La forma en la que se organizan las tiendas y las estrategias que utilizan para que compren artículos específicos, están diseñadas para que gasten más dinero y, por lo general, lo hagan en los alimentos menos saludables.

Estos son algunos:

Carrito de la compra más grande y productos de temporada como chocolate en invierno, conejitos de pascua en abril, helados en verano, entre otros.

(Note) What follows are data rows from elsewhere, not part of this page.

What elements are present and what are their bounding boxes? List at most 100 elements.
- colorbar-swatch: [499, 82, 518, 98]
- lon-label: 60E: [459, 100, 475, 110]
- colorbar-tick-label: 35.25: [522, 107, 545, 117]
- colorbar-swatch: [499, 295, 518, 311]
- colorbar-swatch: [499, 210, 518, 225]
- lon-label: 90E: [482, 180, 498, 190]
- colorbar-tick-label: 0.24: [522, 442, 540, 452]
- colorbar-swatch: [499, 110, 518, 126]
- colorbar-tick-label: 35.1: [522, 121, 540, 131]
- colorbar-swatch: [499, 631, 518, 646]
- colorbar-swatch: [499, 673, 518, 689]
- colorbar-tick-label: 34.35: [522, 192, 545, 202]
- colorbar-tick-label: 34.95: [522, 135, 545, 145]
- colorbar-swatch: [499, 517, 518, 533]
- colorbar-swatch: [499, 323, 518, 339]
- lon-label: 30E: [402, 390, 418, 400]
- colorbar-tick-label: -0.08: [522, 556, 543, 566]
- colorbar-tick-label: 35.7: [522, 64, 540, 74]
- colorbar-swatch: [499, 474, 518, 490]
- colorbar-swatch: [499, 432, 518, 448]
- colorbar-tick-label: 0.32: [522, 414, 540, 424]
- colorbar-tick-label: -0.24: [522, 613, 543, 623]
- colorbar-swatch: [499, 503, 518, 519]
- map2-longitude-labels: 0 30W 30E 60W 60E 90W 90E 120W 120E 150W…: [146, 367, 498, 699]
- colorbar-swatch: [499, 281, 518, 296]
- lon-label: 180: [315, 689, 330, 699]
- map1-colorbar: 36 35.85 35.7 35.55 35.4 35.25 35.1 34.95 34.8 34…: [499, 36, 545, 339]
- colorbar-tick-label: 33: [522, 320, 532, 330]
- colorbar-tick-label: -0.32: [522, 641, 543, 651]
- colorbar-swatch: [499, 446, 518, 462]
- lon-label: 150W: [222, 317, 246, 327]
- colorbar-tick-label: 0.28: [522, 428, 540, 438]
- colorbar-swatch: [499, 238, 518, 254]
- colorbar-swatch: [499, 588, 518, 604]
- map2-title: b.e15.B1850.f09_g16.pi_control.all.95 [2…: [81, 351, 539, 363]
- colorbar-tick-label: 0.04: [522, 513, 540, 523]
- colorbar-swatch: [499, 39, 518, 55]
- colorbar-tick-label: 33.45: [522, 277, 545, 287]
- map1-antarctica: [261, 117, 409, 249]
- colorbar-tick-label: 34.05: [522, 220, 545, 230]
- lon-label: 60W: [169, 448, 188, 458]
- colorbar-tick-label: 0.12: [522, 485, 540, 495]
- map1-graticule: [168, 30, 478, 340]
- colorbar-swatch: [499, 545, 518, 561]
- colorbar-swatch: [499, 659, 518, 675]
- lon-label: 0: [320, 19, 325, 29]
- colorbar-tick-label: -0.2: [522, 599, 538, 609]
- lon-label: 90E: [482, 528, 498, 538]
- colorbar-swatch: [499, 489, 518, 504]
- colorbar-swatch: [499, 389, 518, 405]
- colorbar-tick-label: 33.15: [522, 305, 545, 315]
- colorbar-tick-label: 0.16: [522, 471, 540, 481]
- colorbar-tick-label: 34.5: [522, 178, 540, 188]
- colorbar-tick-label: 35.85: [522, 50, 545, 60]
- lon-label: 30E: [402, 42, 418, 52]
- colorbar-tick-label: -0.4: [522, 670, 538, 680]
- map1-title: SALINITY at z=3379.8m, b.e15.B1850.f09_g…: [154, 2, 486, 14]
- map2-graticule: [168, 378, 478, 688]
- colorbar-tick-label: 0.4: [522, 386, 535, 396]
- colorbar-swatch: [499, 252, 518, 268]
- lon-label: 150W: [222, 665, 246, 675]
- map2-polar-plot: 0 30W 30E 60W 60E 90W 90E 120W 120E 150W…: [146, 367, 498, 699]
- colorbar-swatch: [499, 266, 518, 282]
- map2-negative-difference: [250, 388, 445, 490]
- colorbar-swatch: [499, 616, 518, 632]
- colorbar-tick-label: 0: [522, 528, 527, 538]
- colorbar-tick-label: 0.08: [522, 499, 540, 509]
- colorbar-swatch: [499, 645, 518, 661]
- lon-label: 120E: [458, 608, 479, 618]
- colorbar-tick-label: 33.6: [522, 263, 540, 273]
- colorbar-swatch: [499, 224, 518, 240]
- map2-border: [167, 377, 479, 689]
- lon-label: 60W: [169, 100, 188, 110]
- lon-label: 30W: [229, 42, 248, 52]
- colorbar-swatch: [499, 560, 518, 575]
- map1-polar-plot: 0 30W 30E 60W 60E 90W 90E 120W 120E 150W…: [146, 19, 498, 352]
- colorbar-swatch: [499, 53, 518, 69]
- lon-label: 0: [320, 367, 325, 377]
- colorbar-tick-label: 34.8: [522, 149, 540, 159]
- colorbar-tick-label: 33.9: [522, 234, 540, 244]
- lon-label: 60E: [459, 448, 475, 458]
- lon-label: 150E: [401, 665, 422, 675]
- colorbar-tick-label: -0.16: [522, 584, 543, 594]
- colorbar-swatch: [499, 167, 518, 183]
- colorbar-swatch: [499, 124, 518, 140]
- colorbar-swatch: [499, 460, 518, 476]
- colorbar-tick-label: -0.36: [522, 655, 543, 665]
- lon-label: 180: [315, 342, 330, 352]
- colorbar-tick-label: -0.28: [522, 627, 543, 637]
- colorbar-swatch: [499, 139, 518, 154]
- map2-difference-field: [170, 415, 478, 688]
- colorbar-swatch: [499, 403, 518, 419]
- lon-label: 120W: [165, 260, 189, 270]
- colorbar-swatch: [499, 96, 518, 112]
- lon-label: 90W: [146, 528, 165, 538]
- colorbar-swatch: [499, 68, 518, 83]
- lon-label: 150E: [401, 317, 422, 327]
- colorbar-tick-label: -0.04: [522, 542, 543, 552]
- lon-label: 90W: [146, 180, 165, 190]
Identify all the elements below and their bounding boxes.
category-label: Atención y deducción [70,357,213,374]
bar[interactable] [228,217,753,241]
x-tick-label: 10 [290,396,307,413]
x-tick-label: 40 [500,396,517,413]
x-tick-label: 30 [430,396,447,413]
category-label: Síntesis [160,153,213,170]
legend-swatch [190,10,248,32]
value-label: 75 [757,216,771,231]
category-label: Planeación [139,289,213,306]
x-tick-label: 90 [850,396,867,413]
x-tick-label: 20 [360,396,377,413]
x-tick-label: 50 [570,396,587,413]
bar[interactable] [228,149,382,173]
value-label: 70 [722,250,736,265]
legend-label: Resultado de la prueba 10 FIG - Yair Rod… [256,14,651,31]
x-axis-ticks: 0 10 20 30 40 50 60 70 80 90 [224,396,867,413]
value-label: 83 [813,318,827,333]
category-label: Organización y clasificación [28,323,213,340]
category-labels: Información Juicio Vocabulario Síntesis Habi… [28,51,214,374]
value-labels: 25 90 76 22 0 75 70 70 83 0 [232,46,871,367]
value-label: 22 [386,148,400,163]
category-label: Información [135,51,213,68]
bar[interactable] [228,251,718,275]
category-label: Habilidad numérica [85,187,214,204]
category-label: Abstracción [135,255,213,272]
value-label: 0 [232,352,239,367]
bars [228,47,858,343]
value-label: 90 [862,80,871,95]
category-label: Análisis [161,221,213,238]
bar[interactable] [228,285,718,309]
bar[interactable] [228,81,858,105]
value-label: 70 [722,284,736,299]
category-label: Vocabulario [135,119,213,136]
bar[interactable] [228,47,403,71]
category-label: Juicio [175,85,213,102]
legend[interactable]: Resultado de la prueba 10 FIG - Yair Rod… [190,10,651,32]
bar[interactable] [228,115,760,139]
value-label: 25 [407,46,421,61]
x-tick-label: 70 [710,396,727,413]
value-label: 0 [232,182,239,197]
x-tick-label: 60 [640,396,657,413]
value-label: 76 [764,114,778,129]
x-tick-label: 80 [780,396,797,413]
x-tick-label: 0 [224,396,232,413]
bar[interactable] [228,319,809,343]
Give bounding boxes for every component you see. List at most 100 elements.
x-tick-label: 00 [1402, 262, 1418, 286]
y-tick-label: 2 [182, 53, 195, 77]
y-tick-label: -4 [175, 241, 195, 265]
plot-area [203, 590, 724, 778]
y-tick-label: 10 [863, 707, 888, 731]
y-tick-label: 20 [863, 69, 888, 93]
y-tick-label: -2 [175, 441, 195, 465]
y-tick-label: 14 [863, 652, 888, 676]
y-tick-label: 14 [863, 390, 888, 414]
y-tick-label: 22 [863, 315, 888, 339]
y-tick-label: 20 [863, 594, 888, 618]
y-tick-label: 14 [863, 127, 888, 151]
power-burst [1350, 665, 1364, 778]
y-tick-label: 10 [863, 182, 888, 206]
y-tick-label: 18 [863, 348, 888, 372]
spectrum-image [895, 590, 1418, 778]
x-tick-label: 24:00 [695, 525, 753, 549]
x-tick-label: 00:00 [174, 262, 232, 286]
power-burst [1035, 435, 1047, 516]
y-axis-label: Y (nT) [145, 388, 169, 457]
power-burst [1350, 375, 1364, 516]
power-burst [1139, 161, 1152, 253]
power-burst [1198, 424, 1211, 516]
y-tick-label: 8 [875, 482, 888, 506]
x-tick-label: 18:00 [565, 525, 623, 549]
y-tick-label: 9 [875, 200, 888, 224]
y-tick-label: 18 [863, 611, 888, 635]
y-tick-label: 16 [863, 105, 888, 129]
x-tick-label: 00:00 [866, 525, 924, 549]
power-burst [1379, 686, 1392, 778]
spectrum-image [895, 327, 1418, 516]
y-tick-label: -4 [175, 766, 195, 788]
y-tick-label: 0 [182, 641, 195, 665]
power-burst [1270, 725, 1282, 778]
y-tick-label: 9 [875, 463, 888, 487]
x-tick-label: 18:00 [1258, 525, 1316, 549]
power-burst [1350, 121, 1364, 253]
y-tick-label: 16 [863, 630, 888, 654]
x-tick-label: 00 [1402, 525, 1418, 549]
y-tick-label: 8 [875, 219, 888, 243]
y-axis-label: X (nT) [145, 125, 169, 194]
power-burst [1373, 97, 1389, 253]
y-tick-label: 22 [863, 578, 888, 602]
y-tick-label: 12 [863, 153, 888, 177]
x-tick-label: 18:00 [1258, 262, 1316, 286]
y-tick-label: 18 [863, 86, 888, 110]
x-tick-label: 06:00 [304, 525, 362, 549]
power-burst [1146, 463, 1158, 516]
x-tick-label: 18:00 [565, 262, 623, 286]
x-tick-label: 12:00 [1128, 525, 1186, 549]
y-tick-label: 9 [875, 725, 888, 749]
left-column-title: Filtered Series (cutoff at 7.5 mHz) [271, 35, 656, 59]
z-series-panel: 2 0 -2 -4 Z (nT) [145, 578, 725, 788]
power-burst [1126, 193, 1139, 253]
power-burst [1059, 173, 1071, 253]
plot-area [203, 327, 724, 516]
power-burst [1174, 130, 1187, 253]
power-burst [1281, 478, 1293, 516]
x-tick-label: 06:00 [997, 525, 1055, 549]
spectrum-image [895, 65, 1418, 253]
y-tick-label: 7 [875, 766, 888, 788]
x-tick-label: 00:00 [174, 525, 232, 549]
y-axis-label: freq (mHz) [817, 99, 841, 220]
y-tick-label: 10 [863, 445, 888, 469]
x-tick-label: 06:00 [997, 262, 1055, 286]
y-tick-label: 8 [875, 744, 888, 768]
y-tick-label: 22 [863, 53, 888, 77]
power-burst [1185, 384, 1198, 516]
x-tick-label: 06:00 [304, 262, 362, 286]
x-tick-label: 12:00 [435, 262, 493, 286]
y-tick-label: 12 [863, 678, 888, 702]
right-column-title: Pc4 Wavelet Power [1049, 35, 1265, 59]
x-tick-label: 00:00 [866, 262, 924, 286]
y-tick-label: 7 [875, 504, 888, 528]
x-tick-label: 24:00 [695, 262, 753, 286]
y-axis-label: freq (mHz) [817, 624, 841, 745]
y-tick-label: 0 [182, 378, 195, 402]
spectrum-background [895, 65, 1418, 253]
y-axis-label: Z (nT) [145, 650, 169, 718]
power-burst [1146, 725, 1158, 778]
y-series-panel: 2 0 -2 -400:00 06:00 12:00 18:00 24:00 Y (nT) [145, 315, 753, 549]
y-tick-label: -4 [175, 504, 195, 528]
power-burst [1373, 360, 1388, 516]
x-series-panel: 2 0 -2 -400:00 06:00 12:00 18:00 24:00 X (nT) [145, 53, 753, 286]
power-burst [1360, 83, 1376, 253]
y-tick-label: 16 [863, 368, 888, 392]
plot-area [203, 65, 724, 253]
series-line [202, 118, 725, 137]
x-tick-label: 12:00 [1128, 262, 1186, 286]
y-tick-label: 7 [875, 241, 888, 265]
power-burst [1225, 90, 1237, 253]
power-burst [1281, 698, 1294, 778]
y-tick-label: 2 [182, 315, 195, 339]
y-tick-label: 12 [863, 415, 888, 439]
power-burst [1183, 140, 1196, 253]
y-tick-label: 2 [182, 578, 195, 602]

Las promociones tipo «compra una y lleva dos» pueden engañar al cliente para que los lleven pensando que hicieron un buen negocio

Productos saludables: Tras haber comprado las «chucherías», es el turno de hacer sentir al cliente más saludable. Ahí están las frutas y verduras, donde se experimentará la sensación de que la compra está bien. Muchos supermercados colocan los productos imprescindibles como los huevos, la leche o las carnes en los pasillos más alejados con el objetivo de que los compradores recorran todos los rincones y así se encuentren con otras ofertas que no tenías pensado adquirir.

Marketing de fragancias: Algunos supermercados tienen máquinas que bombean por el aire los aromas, por ejemplo, de la pastelería y panadería, conduciendo a la gente hacia su sección.

Cajas ‘trampa’: Las cajeras están rodeadas de refrigerios baratos, chocolates, dulces y papas fritas. Los supermercados invitan a comprar compulsivamente para que coman en el auto.